Bref, je ne suis pas d’accord avec les critiques à l’endroit des calculs de puissance. Et je suis certain que Vayer et Portoleau ne cherchent pas la sensation, ou à faire parler d’eux. Ils aiment tout simplement le vélo, et essaient de nous fournir des outils scientifiques nous permettant de jeter un regard éclairé sur le cyclisme. Le milieu cycliste professionnel étant maître pour déjouer les contrôles ou pour utiliser des produits encore indétectables, les outils d’analyse de puissance de Portoleau et Vayer, parce qu’ils sont très rapidement disponibles, sont très utiles. Si les coureurs fleurtant avec les 410 watts ne devraient pas être soupçonnés je suis d’accord, ceux tirant à des valeurs beaucoup plus élevées peuvent faire dès aujourd’hui l’objet de textes portant sur un possible dopage, étant donné les probabilités très très élevées que ces puissances soient la conséquence d’usage de produits dopants.

Le milieu a trop souvent joué de la crédulité du public. Geneviève Jeanson pleurait devant les caméras de télé en jurant ne jamais avoir même vu de l’EPO! Armstrong a arrangué pendant 15 ans le public et des honnêtes hommes comme Walsh et Ballester alors qu’en vérité, il était chargé comme une mule… Il a même poussé le bouchon en déclarant d’un ton convaincant sur les Champs Élysées, juste après sa 7e victoire sur le Tour, devant un public monstre « I’m sorry for those who do not believe!!! » 

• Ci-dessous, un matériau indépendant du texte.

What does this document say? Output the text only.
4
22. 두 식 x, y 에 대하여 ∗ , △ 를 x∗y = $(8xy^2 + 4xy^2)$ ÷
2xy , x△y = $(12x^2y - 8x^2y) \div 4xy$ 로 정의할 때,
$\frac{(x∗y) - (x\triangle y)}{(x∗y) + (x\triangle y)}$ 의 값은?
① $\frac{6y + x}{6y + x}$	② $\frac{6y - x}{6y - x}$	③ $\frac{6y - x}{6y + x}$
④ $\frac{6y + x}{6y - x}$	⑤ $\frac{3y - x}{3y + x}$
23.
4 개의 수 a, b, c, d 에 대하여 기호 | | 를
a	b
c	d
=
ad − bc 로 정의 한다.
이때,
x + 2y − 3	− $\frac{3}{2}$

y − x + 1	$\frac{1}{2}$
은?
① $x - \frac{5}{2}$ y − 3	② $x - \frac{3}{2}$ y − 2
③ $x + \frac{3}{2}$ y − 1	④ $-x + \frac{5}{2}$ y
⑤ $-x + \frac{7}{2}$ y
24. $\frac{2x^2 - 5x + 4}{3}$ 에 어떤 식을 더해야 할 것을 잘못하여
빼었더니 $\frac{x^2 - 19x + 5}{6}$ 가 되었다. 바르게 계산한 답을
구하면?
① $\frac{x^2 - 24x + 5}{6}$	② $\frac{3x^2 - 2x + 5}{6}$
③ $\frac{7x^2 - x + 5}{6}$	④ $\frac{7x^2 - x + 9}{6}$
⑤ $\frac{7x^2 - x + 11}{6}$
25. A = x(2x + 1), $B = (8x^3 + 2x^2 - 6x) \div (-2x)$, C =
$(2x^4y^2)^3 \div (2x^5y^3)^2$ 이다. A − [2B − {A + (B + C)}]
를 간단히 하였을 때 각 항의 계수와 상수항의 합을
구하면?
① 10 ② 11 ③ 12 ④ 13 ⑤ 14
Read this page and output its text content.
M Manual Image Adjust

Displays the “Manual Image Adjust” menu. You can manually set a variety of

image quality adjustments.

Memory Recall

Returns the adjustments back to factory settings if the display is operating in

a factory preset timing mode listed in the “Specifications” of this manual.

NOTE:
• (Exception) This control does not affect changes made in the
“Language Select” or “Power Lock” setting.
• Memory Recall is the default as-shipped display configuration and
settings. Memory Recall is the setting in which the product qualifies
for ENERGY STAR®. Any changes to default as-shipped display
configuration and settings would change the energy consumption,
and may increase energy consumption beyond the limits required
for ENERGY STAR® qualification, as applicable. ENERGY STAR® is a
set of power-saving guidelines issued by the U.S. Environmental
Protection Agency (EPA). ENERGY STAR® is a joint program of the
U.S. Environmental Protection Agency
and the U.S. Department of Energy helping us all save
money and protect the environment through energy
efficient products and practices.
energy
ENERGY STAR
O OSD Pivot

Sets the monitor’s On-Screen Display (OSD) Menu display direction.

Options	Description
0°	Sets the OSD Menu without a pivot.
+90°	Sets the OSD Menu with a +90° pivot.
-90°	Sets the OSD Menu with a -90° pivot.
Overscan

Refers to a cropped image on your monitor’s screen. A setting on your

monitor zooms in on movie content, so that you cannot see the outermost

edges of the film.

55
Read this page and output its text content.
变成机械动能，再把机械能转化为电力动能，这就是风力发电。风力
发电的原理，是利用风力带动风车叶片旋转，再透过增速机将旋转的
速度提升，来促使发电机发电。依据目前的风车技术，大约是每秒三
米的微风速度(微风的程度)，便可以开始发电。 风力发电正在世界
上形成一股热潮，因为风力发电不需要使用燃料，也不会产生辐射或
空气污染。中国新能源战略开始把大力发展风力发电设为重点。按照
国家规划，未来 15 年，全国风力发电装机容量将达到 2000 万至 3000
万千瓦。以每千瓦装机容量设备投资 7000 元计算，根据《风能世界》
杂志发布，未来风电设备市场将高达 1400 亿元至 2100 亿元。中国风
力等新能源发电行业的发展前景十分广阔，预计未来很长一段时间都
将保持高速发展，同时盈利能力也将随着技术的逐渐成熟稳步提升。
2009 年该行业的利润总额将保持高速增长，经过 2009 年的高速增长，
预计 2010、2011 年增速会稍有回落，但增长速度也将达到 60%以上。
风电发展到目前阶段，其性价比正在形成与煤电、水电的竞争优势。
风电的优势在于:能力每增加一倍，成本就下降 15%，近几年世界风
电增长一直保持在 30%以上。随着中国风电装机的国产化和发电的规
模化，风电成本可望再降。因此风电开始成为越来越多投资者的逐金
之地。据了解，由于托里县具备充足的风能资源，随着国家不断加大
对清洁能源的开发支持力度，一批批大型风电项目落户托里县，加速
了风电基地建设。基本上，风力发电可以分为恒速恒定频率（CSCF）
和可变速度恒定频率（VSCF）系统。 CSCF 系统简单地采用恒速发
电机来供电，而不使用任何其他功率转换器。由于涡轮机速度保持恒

Et bien non, « I don’t believe« . Je refuse aujourd’hui à croire aveuglement au spectacle qu’on m’offre. Les calculs de puissance sont pour moi en ce sens un outil désormais indispensable pour que le réveil ne soit pas trop brutal dans 2 ou 3 ans… et leur précision est largement suffisante, quant on est au delà de 410 watts en fin d’étape en ligne comportant de nombreux kilomètres, pour identifier les coureurs suspects. Ca marche tellement bien que le milieu cycliste résiste et cache les données SRM des coureurs de premier plan…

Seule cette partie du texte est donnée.